Vertex-centric Graph Processing on FPGA

Nina Engelhardt, Hayden Kwok-Hay So
Department of Electrical and Electronic Engineering
University of Hong Kong
Email: {nengel, hso}@eee.hku.hk

Abstract—Past research and implementation efforts have shown that FPGAs are efficient at processing many graph algorithms. However, they are notoriously hard to program, leading to impractically long development times even for simple applications. We propose a vertex-centric framework for graph processing on FPGAs, providing a base execution model and distributed architecture so that developers need only write very small application kernels.

I. PROGRAMMING MODEL

We adopt a Pregel[1]-like vertex-centric programming model.
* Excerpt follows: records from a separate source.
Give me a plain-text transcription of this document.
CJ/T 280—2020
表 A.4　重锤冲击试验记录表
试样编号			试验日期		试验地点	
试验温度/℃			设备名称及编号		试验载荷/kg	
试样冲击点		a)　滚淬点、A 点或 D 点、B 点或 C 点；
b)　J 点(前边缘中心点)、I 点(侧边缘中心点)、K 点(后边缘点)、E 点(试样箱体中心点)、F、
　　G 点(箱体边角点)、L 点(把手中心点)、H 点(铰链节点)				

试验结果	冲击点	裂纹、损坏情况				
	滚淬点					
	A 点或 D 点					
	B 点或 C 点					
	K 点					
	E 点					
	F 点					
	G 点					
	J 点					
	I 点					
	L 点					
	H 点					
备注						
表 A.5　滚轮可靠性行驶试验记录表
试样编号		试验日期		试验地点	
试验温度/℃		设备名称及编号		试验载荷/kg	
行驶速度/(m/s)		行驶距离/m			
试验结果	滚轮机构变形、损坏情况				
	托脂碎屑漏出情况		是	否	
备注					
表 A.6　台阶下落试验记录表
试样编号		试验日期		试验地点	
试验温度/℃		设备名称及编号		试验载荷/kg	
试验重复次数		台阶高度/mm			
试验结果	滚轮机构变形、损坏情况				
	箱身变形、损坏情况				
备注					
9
Users specify a vertex kernel that is executed in parallel for each vertex in the graph. Vertices can exchange messages only along edges, and can access only private local data. To enable optimization of data storage in our system, we ask users to split their implementation in two parts, based on availability of data:

- Apply is called for each message that a vertex receives. It may access and modify the vertex’ local data, and optionally produce an update to be broadcast to the vertex’ neighbors.
- For each update, Scatter is called on each outgoing edge of the vertex. It can access the edge’s data to finalize the message to be sent to each neighbor.

As an example, Fig. 1 shows how the PageRank algorithm is implemented in this model.

Apply(vertex, message):
1: vertex.sum += message.weight
2: vertex.nrecvd += 1
3: if vertex.nrecvd == vertex.indegree and superstep < 30 then
4:   update(sender=vertex.id, weight=0.15 / num_vertices + 0.85 * vertex.sum)
5:   vertex.sum = 0
6:   vertex.nrecvd = 0
7: end if
8: return vertex

Scatter(update, edge):
1: message(sender=update.sender, destination=edge.target, weight=update.weight/sender.outdegree)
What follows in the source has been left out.